Mulanya, perundingan dilakukan di Gunung Menumbing. Namun, karena pesertanya bertambah dengan kehadiran pejabat dari Komisi Tiga Negara (KTN), maka selanjutnya perundingan dipindahkan ke Pangkalpinang, dengan lokasi yang sekarang menjadi Museum Timah Indonesia.
Saat itu, rumah yang sekarang menjadi Museum Timah Indonesia itu terdiri atas lima kamar, satu kamar besar untuk berunding, sedangkan sisanya untuk tempat tidur. Pemimpin yang lama tinggal di rumah ini adalah Bapak TNI Angkatan Udara kita, yakni RS Soerjadarma.

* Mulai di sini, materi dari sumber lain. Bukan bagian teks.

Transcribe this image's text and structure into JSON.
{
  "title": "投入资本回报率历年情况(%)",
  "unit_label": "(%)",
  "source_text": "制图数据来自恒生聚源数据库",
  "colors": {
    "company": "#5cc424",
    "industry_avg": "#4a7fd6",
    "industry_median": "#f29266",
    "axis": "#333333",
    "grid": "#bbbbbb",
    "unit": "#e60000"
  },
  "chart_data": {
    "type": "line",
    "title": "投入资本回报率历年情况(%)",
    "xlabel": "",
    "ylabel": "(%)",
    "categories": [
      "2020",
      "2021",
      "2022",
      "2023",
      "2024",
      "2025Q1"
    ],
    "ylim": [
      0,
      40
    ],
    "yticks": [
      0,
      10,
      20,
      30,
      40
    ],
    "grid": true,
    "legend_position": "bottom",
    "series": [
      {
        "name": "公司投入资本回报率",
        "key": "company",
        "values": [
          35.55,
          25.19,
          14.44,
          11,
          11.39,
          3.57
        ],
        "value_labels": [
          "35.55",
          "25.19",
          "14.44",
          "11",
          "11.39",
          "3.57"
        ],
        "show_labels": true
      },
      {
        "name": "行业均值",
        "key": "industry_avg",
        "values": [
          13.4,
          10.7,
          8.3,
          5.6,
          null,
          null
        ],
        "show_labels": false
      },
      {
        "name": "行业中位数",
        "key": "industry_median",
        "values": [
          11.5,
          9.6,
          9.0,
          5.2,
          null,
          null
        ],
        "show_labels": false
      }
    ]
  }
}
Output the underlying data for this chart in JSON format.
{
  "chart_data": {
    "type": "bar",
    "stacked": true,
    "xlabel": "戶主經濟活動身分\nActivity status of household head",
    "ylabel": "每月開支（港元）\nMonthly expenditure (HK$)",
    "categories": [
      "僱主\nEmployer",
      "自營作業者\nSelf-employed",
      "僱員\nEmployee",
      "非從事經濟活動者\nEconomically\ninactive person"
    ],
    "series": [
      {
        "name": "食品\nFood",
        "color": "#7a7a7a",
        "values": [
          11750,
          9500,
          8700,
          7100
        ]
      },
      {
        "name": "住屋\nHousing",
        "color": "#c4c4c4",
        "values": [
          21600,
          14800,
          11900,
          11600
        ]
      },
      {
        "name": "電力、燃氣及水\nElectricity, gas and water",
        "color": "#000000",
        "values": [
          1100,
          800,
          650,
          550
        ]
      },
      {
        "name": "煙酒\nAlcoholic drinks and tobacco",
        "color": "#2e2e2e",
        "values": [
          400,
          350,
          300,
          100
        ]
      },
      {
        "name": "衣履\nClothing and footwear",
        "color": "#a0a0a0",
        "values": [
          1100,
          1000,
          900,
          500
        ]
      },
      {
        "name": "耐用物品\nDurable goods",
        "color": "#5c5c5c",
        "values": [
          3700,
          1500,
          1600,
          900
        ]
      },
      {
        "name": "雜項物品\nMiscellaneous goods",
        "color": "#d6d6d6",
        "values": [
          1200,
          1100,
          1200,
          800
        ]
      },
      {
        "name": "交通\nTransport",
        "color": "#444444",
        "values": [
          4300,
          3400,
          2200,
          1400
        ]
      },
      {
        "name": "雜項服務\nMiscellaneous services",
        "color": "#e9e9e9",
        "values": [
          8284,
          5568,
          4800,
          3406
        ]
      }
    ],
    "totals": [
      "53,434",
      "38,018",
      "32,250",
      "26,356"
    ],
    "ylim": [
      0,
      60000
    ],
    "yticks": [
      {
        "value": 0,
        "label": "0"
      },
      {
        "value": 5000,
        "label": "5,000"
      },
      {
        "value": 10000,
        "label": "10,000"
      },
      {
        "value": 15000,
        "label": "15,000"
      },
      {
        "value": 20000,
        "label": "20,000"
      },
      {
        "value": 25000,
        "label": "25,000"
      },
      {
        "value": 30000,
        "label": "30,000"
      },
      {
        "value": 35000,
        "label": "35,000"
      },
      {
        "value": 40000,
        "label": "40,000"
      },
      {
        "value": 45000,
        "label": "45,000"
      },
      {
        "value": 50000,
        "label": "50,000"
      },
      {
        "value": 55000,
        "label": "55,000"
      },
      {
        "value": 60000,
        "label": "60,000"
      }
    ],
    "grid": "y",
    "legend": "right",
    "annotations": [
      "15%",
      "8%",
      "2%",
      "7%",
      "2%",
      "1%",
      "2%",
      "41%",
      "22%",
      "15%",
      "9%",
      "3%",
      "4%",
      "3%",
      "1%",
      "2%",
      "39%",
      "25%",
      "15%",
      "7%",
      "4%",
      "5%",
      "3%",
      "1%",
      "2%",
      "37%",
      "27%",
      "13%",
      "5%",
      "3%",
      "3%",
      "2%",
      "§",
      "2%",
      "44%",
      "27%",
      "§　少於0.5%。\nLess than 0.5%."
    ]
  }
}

Melalui beberapa kali perundingan atau diplomasi di Pangkalpinang, maka lahirlah Konferensi Roem-Royen atau Roem-Royen Statement, pada tanggal 7 Mei 1949. Salah satu isinya adalah bahwa pemerintah Belanda menyetujui kembalinya Pemerintah Republik Indonesia ke Yogyakarta.
Pada tanggal 6 Juli 1949, Presiden Soekarno dan rombongan kembali ke Yogyakarta. Seraya mengatakan, "Dari Pangkalpinang pangkal kemenangan bagi perjuangan," yang sekarang dijadikan motto Pemerintah Kota Pangkalpinang, pangkal kemenangan.
Setelah masa kemerdekaan, pemerintah daerah bekerja sama dengan perusahaan tambang timah pesangrahan. Tambang timah tersebut diperbaiki untuk dijadikan museum dengan nama Museum Wisma Budaya, satu-satunya museum yang ada di Pulau Bangka saat itu.
Masyarakat pada saat itu pun diminta secara sukarela untuk menyerahkan barang-barang bernilai sejarah untuk selanjutnya disimpan dalam museum. Selanjutnya pada tanggal 2 Agustus 1997, PT Timah (Persero) Tbk, menjadikan bangunan ini sebagai Museum Timah Indonesia.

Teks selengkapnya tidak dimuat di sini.